= Cyclically ordered group =

Group with a cyclic order respected by the group operation

In mathematics, a cyclically ordered group is a set with both a group structure and a cyclic order, such that left and right multiplication both preserve the cyclic order.

Cyclically ordered groups were first studied in depth by Ladislav Rieger in 1947. They are a generalization of cyclic groups: the infinite cyclic group Z and the finite cyclic groups Z/n. Since a linear order induces a cyclic order, cyclically ordered groups are also a generalization of linearly ordered groups: the rational numbers Q, the real numbers R, and so on. Some of the most important cyclically ordered groups fall into neither previous category: the circle group T and its subgroups, such as the subgroup of rational points.

==Quotients of linear groups==
It is natural to depict cyclically ordered groups as quotients: one has Z_{n} = Z/nZ and T = R/Z. Even a once-linear group like Z, when bent into a circle, can be thought of as Z^{2} / Z. Rieger (1946, 1947, 1948) showed that this picture is a generic phenomenon. For any ordered group L and any central element z that generates a cofinal subgroup Z of L, the quotient group L / Z is a cyclically ordered group. Moreover, every cyclically ordered group can be expressed as such a quotient group.

==The circle group==
Świerczkowski (1959a) built upon Rieger's results in another direction. Given a cyclically ordered group K and an ordered group L, the product K × L is a cyclically ordered group. In particular, if T is the circle group and L is an ordered group, then any subgroup of T × L is a cyclically ordered group. Moreover, every cyclically ordered group can be expressed as a subgroup of such a product with T.

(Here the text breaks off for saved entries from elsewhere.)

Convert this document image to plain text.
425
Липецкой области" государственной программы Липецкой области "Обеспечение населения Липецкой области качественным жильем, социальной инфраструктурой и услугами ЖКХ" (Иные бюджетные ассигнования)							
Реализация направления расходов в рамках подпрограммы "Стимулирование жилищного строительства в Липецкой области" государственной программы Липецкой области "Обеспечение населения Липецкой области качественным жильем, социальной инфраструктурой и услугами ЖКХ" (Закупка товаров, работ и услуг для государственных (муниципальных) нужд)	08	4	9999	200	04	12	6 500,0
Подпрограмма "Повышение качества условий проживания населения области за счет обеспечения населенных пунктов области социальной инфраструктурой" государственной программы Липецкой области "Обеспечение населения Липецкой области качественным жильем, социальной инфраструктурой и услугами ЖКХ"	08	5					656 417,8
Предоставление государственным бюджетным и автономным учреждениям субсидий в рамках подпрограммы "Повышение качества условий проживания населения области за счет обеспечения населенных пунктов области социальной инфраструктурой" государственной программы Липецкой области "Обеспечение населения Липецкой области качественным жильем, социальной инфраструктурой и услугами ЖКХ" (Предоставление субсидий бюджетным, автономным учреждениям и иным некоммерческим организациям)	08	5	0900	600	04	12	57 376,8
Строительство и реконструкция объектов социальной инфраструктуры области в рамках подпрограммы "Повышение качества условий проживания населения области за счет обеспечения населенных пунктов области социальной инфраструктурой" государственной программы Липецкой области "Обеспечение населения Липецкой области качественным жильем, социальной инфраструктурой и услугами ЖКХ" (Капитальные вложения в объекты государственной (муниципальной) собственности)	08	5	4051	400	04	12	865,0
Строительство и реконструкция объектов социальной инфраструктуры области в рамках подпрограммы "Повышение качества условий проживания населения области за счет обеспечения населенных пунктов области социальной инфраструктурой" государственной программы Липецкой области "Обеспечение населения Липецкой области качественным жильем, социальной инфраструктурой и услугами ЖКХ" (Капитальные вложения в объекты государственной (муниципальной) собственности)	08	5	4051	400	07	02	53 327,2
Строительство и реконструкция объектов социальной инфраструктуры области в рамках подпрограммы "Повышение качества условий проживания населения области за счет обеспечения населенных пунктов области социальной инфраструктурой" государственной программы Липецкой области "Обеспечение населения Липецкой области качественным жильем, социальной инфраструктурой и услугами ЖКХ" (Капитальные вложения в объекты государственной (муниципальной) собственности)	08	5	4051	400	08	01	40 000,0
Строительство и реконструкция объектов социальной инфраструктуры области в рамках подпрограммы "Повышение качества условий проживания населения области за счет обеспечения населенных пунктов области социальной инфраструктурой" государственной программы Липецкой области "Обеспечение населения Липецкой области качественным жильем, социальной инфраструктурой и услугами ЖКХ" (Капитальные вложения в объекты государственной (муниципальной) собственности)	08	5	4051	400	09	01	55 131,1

By analogy with an Archimedean linearly ordered group, one can define an Archimedean cyclically ordered group as a group that does not contain any pair of elements x, y such that [e, x^{n}, y] for every positive integer n. Since only positive n are considered, this is a stronger condition than its linear counterpart. For example, Z no longer qualifies, since one has [0, n, −1] for every n.

As a corollary to Świerczkowski's proof, every Archimedean cyclically ordered group is a subgroup of T itself. This result is analogous to Otto Hölder's 1901 theorem that every Archimedean linearly ordered group is a subgroup of R.

==Topology==
Every compact cyclically ordered group is a subgroup of T.

==Related structures==
Gluschankof (1993) showed that a certain subcategory of cyclically ordered groups, the "projectable Ic-groups with weak unit", is equivalent to a certain subcategory of MV-algebras, the "projectable MV-algebras".